Ils ont signé la convention le jeudi 29 juin 2023. Trois établissements sarthois accueillants des personnes âgées dépendantes ont décidé de s’engager dans une « démarche éthique partagée » pour favoriser la bientraitance : la résidence Saint-Raphaël, à Solesmes, le centre Basile-Moreau, à Précigné et la résidence Dujarié, à Loir-en-Vallée (anciennement Ruillé-sur-Loir). Trois structures qui ont pour point commun d’être gérées par des associations d’inspiration chrétienne et qui regroupe à elles trois plus de 250 résidents.
« L’intérêt de ce comité est d’éclairer nos prises de décisions au quotidien en prenant en compte les valeurs associatives, la réglementation en vigueur et l’apport de la réflexion de chaque participant, présente Édouard Petit, directeur général du centre Basile-Moreau, une structure présidée par Hugues Morel. Nous serons plus intelligents à plusieurs, en se nourrissant des bonnes pratiques des autres. »
« Éviter les dérives »
Concrètement, ce comité d’éthique sera constitué de professionnels de santé et de bénévoles des trois établissements. Il sera animé par un médecin indépendant et ses membres se réuniront quatre à cinq fois par an. Le résultat de réunions est destiné à être diffusé à l’ensemble des professionnels et des résidents. Mais chaque établissement restera autonome dans ses actions, en lien avec son projet associatif et son organisation.

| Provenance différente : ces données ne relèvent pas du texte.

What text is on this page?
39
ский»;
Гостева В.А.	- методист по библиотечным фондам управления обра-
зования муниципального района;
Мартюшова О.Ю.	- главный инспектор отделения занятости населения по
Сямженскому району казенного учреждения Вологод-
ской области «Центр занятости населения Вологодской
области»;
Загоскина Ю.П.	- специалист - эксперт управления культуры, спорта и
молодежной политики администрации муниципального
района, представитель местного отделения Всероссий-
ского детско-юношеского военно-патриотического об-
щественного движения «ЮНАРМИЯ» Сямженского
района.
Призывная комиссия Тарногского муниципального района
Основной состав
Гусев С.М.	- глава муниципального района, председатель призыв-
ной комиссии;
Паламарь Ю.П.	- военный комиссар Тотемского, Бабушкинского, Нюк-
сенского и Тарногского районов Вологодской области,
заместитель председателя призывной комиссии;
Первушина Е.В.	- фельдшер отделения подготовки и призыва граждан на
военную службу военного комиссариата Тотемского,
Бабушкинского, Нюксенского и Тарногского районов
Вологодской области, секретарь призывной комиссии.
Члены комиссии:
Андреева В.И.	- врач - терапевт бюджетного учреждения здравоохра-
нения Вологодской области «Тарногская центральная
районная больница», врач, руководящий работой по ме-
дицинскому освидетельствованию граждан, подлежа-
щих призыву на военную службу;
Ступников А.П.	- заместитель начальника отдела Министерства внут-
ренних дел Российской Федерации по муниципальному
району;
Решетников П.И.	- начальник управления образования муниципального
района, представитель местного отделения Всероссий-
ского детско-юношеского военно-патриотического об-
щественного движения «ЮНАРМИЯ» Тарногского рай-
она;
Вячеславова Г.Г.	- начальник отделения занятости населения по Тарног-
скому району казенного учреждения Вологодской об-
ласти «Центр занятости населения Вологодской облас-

Une démarche qui résonne d’autant plus au regard des révélations sur le traitement au sein des résidences du groupe privé Orpéa. « Tout établissement accueillant des personnes âgées dépendantes se doit d’interroger ses pratiques pour veiller à éviter les dérives. Nous devons prendre soin de nos décisions, avec collégialité et recul », prône Édouard Petit. Tout en ouvrant la porte à d’autres résidences associatives locales intéressées par cette convention.